Por: Antonio Mata
Cauteloso ao extremo, preferiu chegar com muita antecedência. De fato, ao chegar o terminal estava vazio. Sentou-se e se pôs a esperar. Em uma caderneta verificava algumas anotações, completando alguns lembretes.
Pensou estar sozinho no lugar. Até levantar a vista e ver dois homens próximos dali, de vestes claras. Algo que lhe aguçava a curiosidade é que ambos estavam com mochilas nas costas e em momento algum as retiravam. Como se fossem leves a despeito do tamanho.
Menearam a cabeça em um gesto curto quando viram que estavam sendo observados. Achou aquelas vestes meio diferentes. Contudo, os mais jovens gostam de inovar. Achou melhor não ficar observando os dois. Já que não diziam nada, melhor não dizer nada também.

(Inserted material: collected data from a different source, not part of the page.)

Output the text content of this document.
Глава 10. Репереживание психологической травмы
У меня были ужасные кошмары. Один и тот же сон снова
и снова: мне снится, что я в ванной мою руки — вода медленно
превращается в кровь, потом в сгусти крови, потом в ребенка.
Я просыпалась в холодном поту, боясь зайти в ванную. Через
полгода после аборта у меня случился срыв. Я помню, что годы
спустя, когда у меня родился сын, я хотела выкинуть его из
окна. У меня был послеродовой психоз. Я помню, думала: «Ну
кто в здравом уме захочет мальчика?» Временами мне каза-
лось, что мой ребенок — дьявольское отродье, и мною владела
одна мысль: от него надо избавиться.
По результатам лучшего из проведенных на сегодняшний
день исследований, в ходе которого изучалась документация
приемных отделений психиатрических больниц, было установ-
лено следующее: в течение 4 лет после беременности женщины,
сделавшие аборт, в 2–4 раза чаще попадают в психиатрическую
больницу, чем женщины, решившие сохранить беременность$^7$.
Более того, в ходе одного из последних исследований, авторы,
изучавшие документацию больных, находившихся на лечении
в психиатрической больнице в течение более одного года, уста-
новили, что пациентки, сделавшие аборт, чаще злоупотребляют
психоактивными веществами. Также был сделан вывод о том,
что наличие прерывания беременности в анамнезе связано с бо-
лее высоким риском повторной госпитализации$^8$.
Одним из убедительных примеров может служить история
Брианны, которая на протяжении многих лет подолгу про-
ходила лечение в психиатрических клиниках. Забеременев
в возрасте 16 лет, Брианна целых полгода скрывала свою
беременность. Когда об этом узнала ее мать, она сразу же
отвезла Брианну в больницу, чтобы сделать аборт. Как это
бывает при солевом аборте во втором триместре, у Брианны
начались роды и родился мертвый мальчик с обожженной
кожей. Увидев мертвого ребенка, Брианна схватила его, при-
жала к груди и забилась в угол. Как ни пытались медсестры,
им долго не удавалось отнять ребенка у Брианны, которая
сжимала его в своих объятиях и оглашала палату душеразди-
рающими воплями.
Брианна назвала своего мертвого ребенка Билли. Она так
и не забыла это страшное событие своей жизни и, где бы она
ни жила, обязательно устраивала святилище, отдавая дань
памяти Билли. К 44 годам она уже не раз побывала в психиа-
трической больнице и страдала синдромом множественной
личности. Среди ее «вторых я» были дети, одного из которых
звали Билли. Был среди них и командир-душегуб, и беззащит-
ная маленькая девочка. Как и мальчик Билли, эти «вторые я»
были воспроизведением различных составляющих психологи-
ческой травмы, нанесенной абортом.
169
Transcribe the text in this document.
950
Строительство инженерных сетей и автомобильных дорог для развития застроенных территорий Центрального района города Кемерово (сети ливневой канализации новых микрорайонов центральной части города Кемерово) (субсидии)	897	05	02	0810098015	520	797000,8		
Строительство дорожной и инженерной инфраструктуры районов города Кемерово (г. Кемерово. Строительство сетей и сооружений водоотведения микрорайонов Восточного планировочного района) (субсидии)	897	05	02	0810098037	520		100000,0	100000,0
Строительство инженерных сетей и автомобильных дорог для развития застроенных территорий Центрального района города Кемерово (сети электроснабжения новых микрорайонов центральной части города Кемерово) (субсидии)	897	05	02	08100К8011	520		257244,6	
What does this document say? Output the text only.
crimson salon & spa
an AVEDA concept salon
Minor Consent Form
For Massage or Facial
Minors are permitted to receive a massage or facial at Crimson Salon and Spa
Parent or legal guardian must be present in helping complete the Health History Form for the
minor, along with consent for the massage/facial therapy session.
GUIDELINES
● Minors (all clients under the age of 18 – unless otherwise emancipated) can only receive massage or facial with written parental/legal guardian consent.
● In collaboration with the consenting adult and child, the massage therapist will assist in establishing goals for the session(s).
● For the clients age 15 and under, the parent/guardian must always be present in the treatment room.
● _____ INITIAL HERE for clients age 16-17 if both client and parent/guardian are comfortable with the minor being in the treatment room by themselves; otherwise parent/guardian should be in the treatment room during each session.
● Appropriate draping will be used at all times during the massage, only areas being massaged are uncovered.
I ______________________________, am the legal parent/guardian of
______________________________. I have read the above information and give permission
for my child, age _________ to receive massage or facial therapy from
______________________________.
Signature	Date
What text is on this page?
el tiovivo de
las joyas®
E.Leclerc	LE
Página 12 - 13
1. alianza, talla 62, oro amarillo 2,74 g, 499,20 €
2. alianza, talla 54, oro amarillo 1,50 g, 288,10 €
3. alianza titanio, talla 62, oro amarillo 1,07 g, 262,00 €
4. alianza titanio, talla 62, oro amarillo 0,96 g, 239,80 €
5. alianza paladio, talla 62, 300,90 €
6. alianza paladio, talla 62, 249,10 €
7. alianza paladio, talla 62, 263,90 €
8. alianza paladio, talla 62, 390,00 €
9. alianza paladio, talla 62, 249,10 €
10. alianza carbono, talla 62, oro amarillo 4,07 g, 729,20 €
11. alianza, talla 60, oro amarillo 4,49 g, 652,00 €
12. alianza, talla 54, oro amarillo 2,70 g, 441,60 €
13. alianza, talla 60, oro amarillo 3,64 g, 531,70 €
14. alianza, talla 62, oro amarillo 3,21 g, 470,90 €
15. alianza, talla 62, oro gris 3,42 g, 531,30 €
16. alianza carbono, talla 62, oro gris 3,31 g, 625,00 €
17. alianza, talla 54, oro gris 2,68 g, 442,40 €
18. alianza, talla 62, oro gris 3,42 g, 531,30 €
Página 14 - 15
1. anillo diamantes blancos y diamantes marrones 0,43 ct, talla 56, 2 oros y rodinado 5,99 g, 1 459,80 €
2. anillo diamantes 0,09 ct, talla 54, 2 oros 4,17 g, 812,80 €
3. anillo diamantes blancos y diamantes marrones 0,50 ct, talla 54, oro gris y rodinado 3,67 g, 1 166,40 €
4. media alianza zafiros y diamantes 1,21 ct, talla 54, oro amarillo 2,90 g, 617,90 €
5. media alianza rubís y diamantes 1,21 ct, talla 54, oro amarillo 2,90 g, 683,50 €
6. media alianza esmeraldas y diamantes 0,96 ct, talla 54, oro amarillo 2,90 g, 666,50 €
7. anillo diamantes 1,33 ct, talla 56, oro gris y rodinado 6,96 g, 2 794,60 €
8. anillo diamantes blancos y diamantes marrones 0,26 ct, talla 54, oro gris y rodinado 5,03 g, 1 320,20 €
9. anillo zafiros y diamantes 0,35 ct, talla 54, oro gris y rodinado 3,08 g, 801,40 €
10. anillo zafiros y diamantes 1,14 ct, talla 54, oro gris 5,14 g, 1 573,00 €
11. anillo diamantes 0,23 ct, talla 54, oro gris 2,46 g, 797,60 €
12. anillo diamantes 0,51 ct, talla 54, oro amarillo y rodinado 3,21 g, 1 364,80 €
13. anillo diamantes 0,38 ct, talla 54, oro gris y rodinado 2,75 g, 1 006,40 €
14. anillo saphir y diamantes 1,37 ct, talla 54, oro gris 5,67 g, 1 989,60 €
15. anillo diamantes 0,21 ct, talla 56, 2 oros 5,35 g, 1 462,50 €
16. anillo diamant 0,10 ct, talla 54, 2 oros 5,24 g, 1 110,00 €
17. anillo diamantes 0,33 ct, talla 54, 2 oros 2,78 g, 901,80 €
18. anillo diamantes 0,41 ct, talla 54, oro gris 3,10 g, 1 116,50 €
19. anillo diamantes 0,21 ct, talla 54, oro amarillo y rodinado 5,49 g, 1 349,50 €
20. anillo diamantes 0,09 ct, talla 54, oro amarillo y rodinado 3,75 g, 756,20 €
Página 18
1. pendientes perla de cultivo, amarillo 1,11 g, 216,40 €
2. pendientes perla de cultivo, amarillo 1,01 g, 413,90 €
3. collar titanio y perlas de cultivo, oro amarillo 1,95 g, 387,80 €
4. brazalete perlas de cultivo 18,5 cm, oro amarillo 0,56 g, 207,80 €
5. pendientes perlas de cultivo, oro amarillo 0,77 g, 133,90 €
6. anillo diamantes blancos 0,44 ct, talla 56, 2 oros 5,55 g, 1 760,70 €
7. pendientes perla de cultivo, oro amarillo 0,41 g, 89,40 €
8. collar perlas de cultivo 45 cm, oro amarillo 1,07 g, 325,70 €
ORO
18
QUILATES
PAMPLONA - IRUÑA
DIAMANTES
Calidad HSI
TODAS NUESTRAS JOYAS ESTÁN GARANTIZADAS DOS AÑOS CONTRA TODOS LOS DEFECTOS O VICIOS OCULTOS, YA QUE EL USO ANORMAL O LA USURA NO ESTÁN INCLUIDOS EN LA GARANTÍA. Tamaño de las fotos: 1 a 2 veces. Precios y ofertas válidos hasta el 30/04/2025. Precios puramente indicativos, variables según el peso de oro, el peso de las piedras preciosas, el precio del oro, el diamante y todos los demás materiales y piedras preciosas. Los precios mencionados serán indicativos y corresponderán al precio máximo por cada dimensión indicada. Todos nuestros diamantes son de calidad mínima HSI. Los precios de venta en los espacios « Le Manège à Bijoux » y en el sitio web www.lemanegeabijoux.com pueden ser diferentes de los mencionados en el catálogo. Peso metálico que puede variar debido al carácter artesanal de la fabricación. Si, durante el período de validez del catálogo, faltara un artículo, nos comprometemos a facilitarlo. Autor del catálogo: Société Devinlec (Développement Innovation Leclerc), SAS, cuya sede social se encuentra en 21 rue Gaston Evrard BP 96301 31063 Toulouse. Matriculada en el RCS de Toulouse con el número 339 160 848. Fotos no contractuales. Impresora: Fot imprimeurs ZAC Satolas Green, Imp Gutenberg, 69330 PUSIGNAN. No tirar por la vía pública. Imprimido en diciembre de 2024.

Com a aproximação do horário de partida do voo, o saguão começou a encher. Percebeu facilmente que os dois mochileiros, sempre de pé, pareciam não ser notados pelo demais, que ignoravam suas presenças.
A despeito de manter distância, não resistiu à tentação de dar sempre uma espiada naqueles dois. Quando enfim, foi dado o embarque. O que lhe chamou a atenção, mais uma vez, foi o fato de não fazerem check-in igual aos demais, muito menos atenderem à chamada para o embarque.
Então, o que faziam no aeroporto chegando tão cedo?
Sem se dirigir a ninguém, com aquelas mochilas nas costas que não tiravam nunca? Não falavam uma única palavra e no final, não iriam sequer viajar? Gente estranha, gente esquisita. Tanto que depois sumiram. Pelo visto, foram embora.
Feito o embarque, em mais uns dez minutos o avião decolou. Já havia se acomodado em sua poltrona junto à janela do lado direito. Ao observar as nuvens, o que prendeu sua atenção, de fato, foi uma forma cilíndrica.
Lembrava uma cápsula de medicamento, toda prateada e que acompanhava o avião sem alterar seu movimento. Nenhum som, nenhuma mudança no seu padrão de voo.
Aproveitou para se dirigir ao passageiro ao lado.
— Olha só aquilo ali.
— Aquilo o quê?
— O objeto prateado acompanhando o avião.
— Prateado, objeto, onde?
— Bem ali. - Apontou para o objeto.
— Ora, só tem nuvens. Não vejo nada prateado, só nuvens.
— Será que só eu estou vendo isso? - O outro passageiro sorriu e indagou:
— Tem lido muito sobre ETs? Ou andou assistindo filmes desse tipo?
Com ar de decepção, respondeu encerrando a conversa.
— Não leio sobre ETs nem vejo filmes. Esqueça isso.
A cápsula prateada, do tamanho de um furgão, continuou em seu voo silencioso.
Chegou ao destino tendo rapidamente tomado um táxi. Não sem antes ver os dois mochileiros mais uma vez. Cuidou de todos os seus afazeres, sempre com os dois mochileiros nas proximidades.
Concluído o motivo de sua presença, regressou ao local de origem com a cápsula prateada lado a lado com o avião. Ao deixar o aeroporto, virou-se e saudou os dois mochileiros invisíveis, recebendo um discreto e curto sorriso de volta.
Ao ver aquilo, o motorista do táxi, que acomodava a pouca bagagem, achou que se tratava de alguma caduquice. Coisa de gente velha que gosta de falar com o vento.
Então, os mochileiros desapareceram com a mesma facilidade com que chegaram. Os médiuns sérios que se apresentam a serviço do Cristo trabalham sob proteção. A missão estava cumprida.